World Aids Day: ‘Without food, antiretrovirals don’t work’
A member of Muñecas Arcoiris (‘Rainbow Dolls Collective’), Abigail is a community leader and human rights advocate for the LGBT+ community in Honduras. She is also part of the HIV-positive patient self-support groups.
“The pandemic has affected many sectors in Honduras and people living with HIV have not been the exception as there is a lot of stigma and discrimination against HIV-positive people in the country,” she says. “If you are transgender, the situation is worse.”
Abigail used to have an admin job with a construction company managing building permissions— when the pandemic erupted, like so many others, she lost that job.
“This time has been very difficult,” she says. “Not having the income to buy the food I need has been a challenge, and I currently do crafts at home to be able to survive. The diet we must follow as HIV patients has to be very balanced for the antiretroviral treatment we receive to be effective. We cannot just ‘eat for the sake of eating’.”
‘When people know that you are an HIV positive patient … they identify with you’
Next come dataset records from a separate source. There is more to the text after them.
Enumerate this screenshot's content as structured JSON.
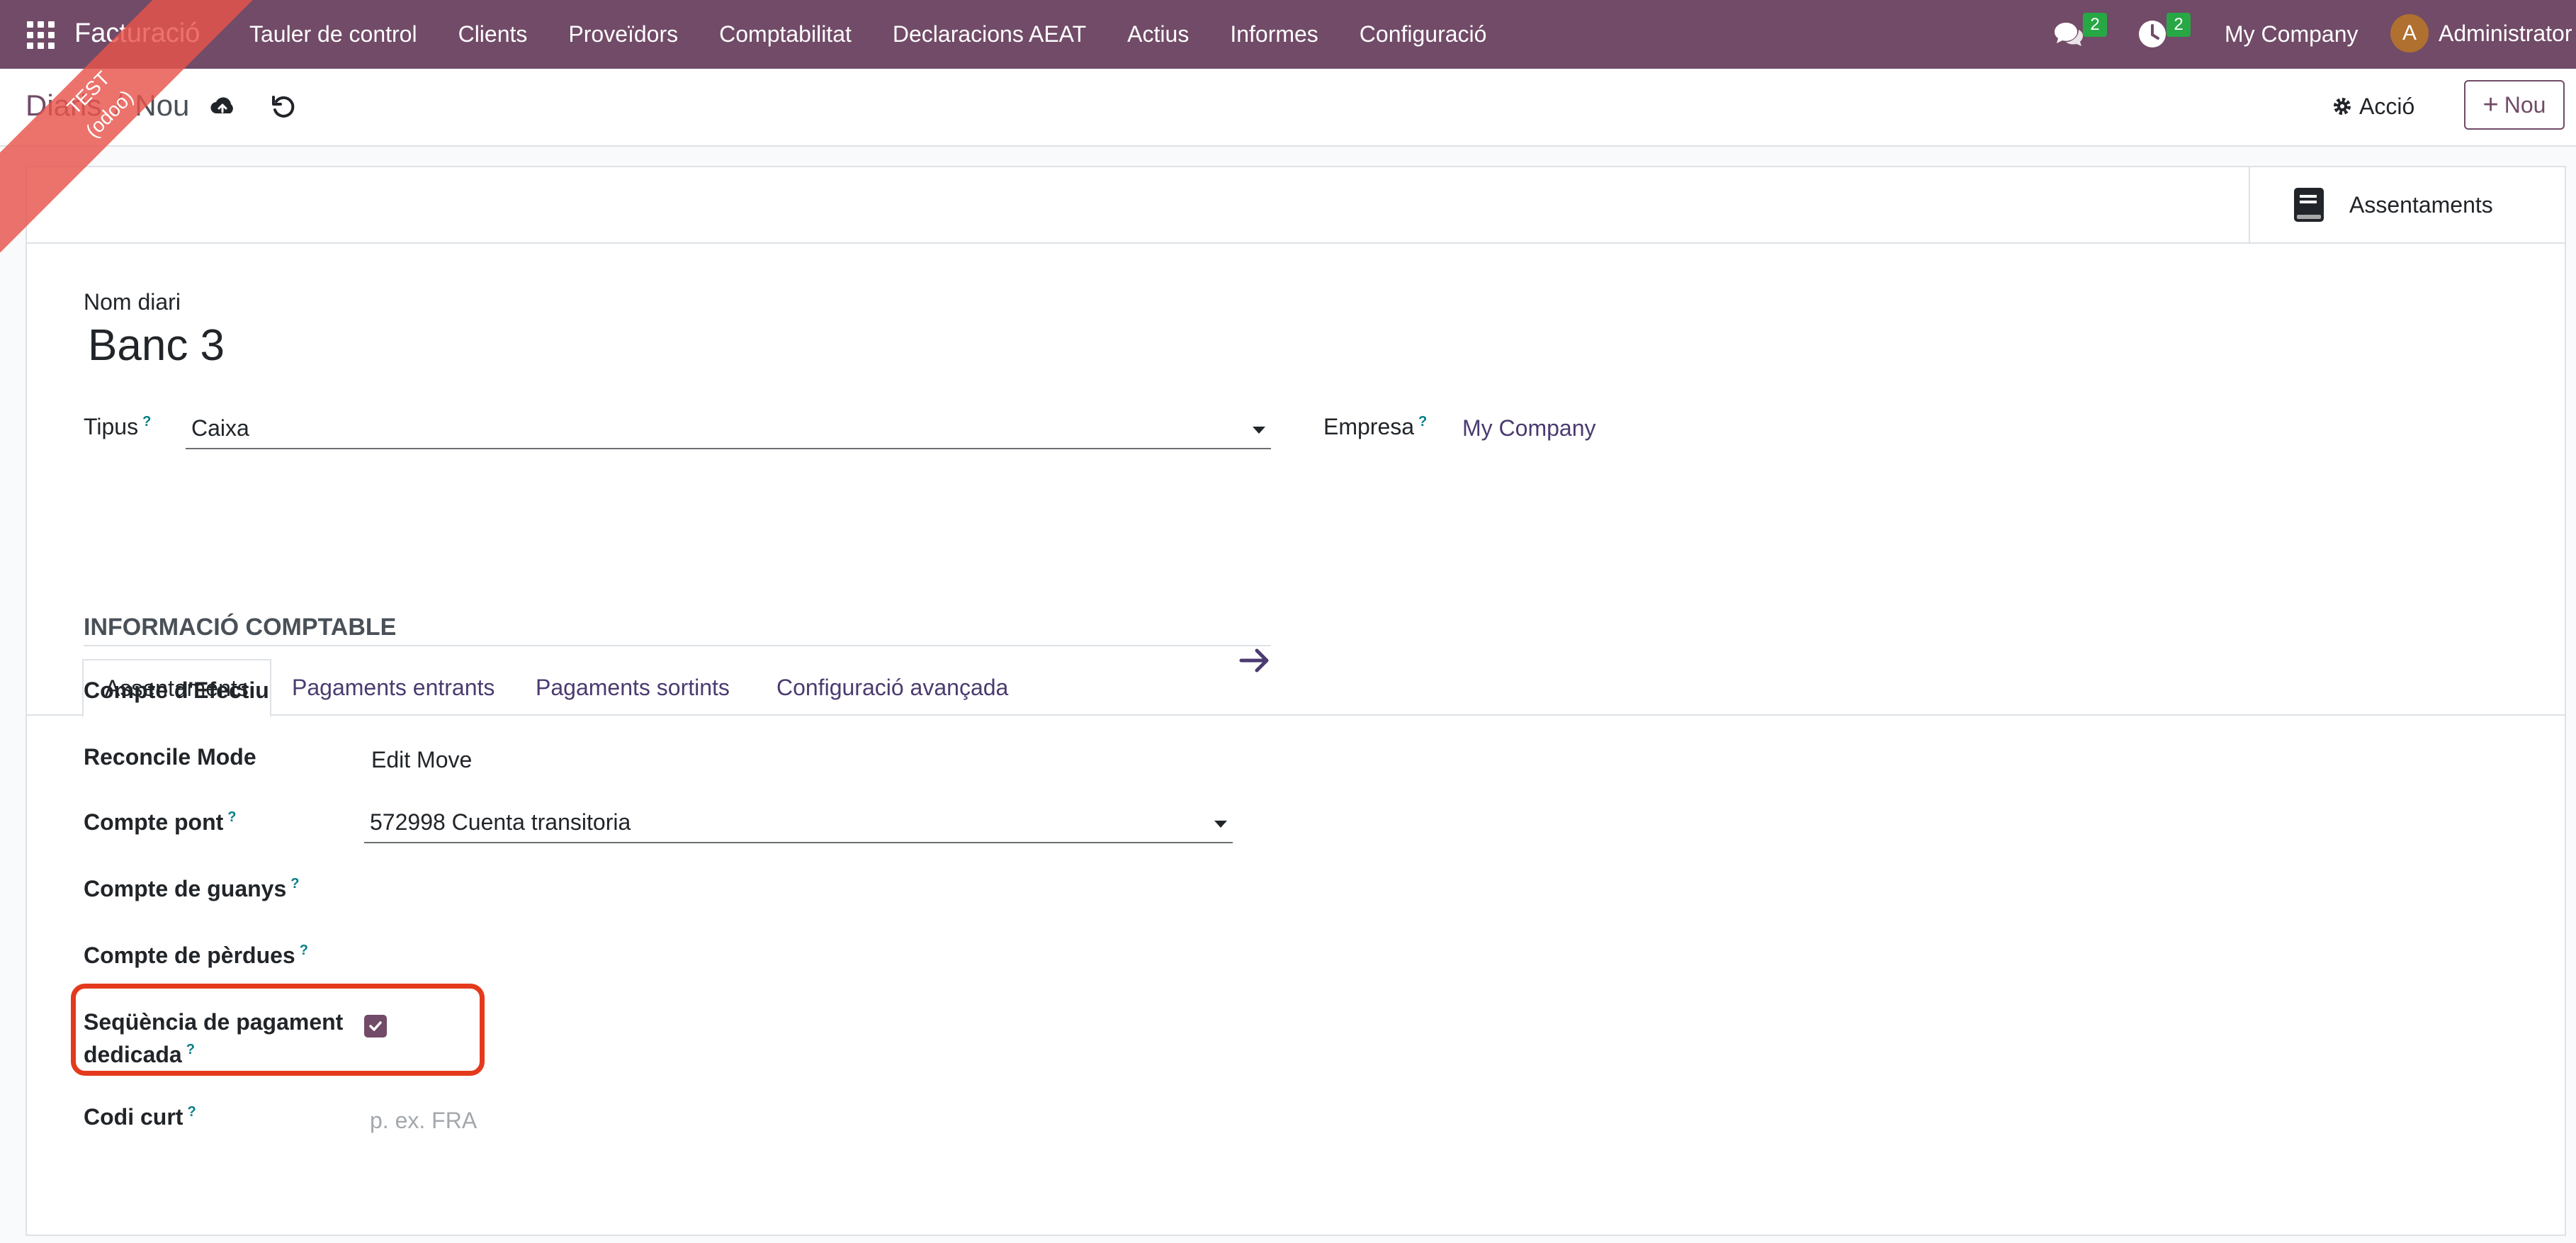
{
  "navbar": {
    "app_name": "Facturació",
    "menu": [
      "Tauler de control",
      "Clients",
      "Proveïdors",
      "Comptabilitat",
      "Declaracions AEAT",
      "Actius",
      "Informes",
      "Configuració"
    ],
    "messages_count": "2",
    "activities_count": "2",
    "company": "My Company",
    "user_initial": "A",
    "user_name": "Administrator"
  },
  "ribbon": {
    "line1": "TEST",
    "line2": "(odoo)"
  },
  "control_panel": {
    "breadcrumb_parent": "Diaris",
    "breadcrumb_separator": "/",
    "breadcrumb_current": "Nou",
    "action_label": "Acció",
    "new_label": "Nou"
  },
  "smart_button": {
    "label": "Assentaments"
  },
  "form": {
    "name_label": "Nom diari",
    "name_value": "Banc 3",
    "type_label": "Tipus",
    "type_value": "Caixa",
    "company_label": "Empresa",
    "company_value": "My Company",
    "help_mark": "?"
  },
  "tabs": [
    "Assentaments",
    "Pagaments entrants",
    "Pagaments sortints",
    "Configuració avançada"
  ],
  "accounting": {
    "title": "INFORMACIÓ COMPTABLE",
    "cash_account_label": "Compte d'Efectiu",
    "reconcile_mode_label": "Reconcile Mode",
    "reconcile_mode_value": "Edit Move",
    "bridge_account_label": "Compte pont",
    "bridge_account_value": "572998 Cuenta transitoria",
    "profit_account_label": "Compte de guanys",
    "loss_account_label": "Compte de pèrdues",
    "dedicated_sequence_label_1": "Seqüència de pagament",
    "dedicated_sequence_label_2": "dedicada",
    "dedicated_sequence_checked": true,
    "short_code_label": "Codi curt",
    "short_code_placeholder": "p. ex. FRA"
  },
  "colors": {
    "navbar": "#714b67",
    "link": "#4b3b70",
    "help": "#017e84",
    "highlight": "#e43a1c",
    "badge": "#28a745"
  }
}
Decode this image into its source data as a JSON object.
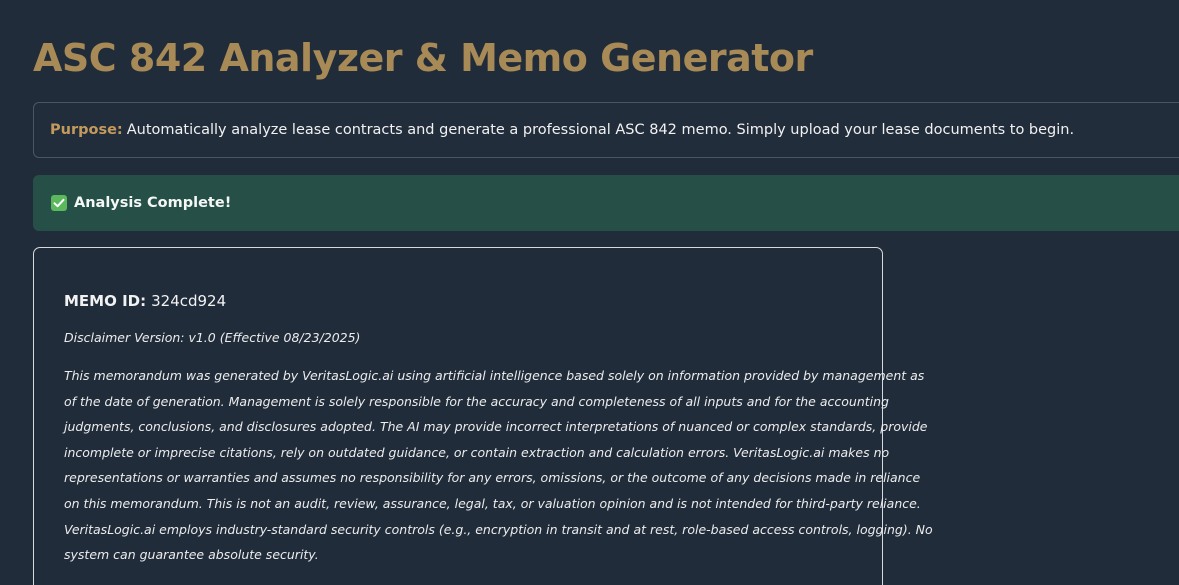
{
  "page": {
    "title": "ASC 842 Analyzer & Memo Generator"
  },
  "purpose": {
    "label": "Purpose:",
    "text": "Automatically analyze lease contracts and generate a professional ASC 842 memo. Simply upload your lease documents to begin."
  },
  "status": {
    "icon": "check-mark-button-icon",
    "text": "Analysis Complete!"
  },
  "memo": {
    "id_label": "MEMO ID:",
    "id_value": "324cd924",
    "disclaimer_version": "Disclaimer Version: v1.0 (Effective 08/23/2025)",
    "disclaimer_lines": [
      "This memorandum was generated by VeritasLogic.ai using artificial intelligence based solely on information provided by management as",
      "of the date of generation. Management is solely responsible for the accuracy and completeness of all inputs and for the accounting",
      "judgments, conclusions, and disclosures adopted. The AI may provide incorrect interpretations of nuanced or complex standards, provide",
      "incomplete or imprecise citations, rely on outdated guidance, or contain extraction and calculation errors. VeritasLogic.ai makes no",
      "representations or warranties and assumes no responsibility for any errors, omissions, or the outcome of any decisions made in reliance",
      "on this memorandum. This is not an audit, review, assurance, legal, tax, or valuation opinion and is not intended for third-party reliance.",
      "VeritasLogic.ai employs industry-standard security controls (e.g., encryption in transit and at rest, role-based access controls, logging). No",
      "system can guarantee absolute security."
    ]
  },
  "colors": {
    "background": "#212c3b",
    "title": "#a88a56",
    "purpose_label": "#c49a5c",
    "success_bg": "#264f47",
    "check_green": "#5cb85c"
  }
}
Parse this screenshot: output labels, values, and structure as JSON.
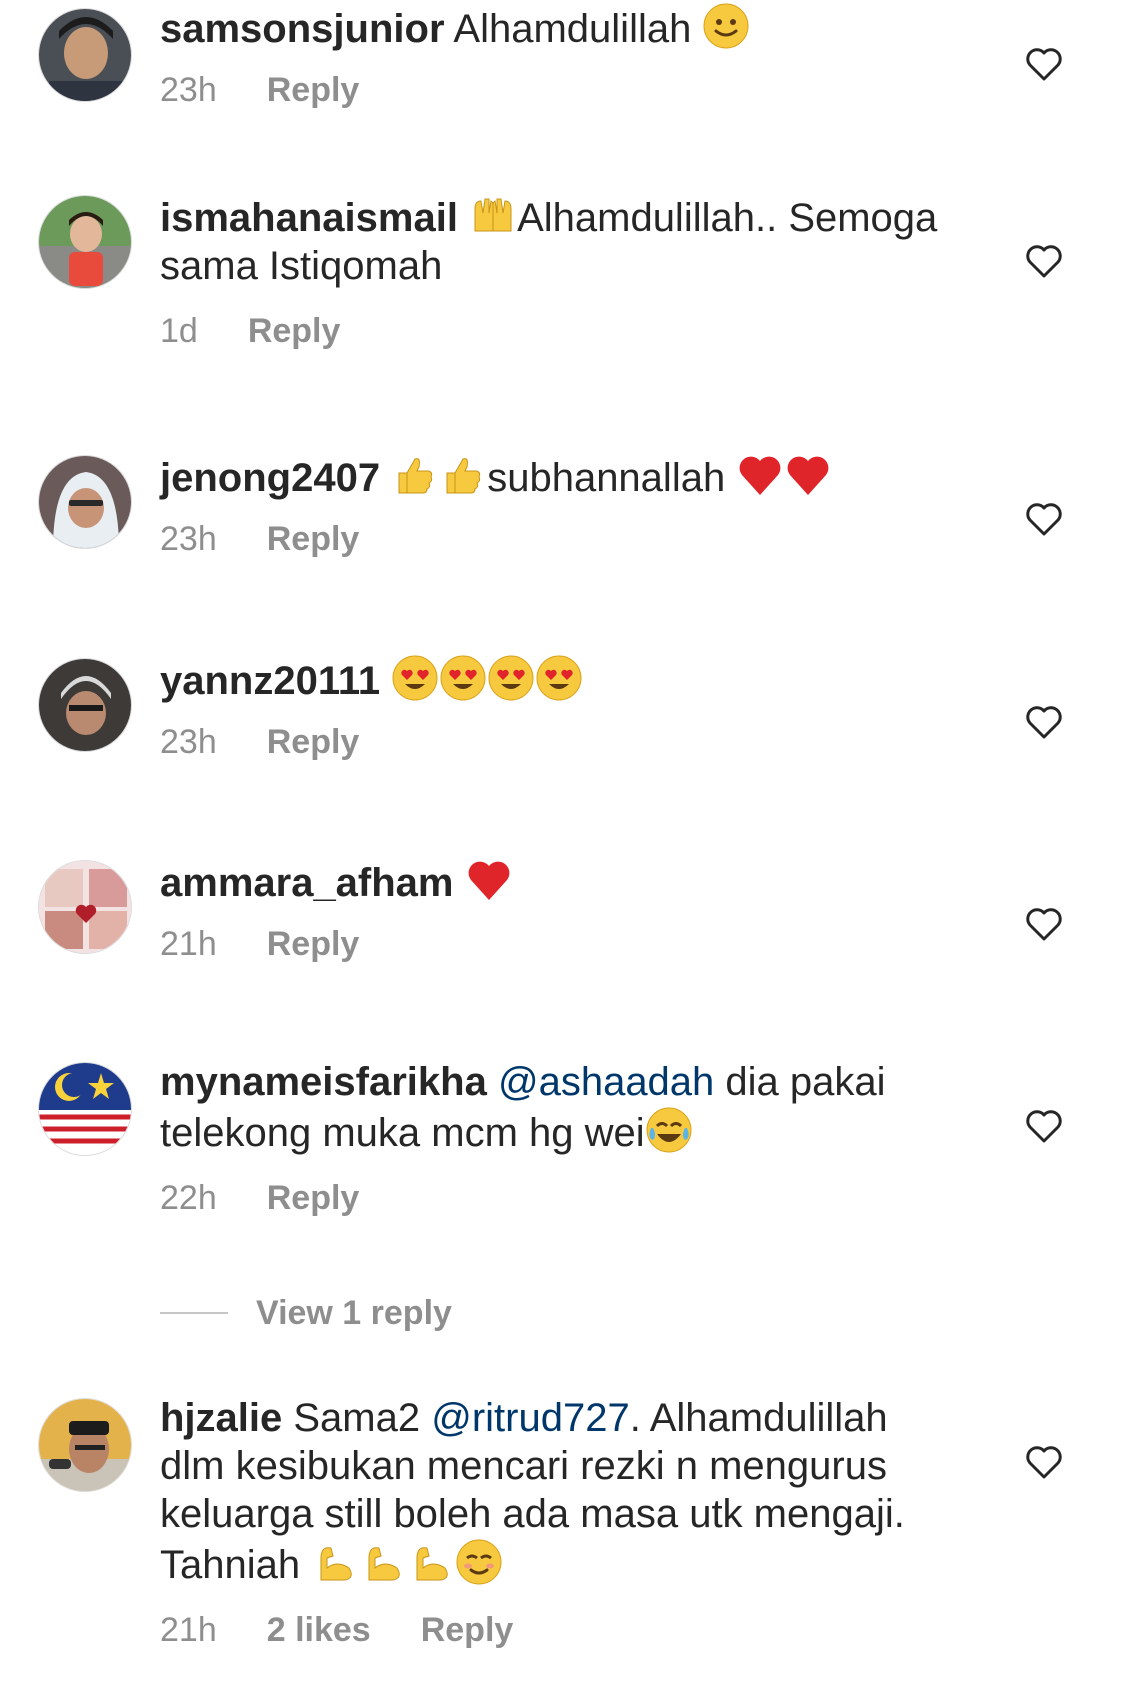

For the past 10 years, Abigail has been promoting awareness around HIV prevention. She is also helping HIV-positive patients who arrive at the hospital where she herself receives her medication. “When people know that you are HIV-positive, they have more confidence in consulting and asking,” she says, “because they identify with you, they know that you are going through and living the same as they are.”
She adds: “Every HIV-positive patient should know that food, medicine and exercise are essential for quality of life. If we do not feed ourselves well, the CD4, which are the cells that help the body to protect itself from other opportunistic diseases, go down and we become weakened: a simple flu can then turn into pneumonia. So being well-fed is essential for us.”
Abigail is a beneficiary of the value vouchers which the World Food Programme (WFP) is delivering to people who have fallen into food insecurity because of COVID-19, mainly in urban and peri-urban areas.
“Receiving this help is a blessing,” says Abigail. “It takes away the stress and gives us the peace of mind that we will have the food we need. When I went to the supermarket the first time [with the vouchers], I felt a joy that you can’t imagine. I only bought nutritious food so that the antiretroviral medicine works in my body.”
Abigail is one of the 270,000 people WFP is supporting in Honduras during this pandemic, a crisis that has been exacerbated by hurricanes Iota and Eta, bringing the number of food-insecure people in the country up from 1.8 million to a current 2.3 million.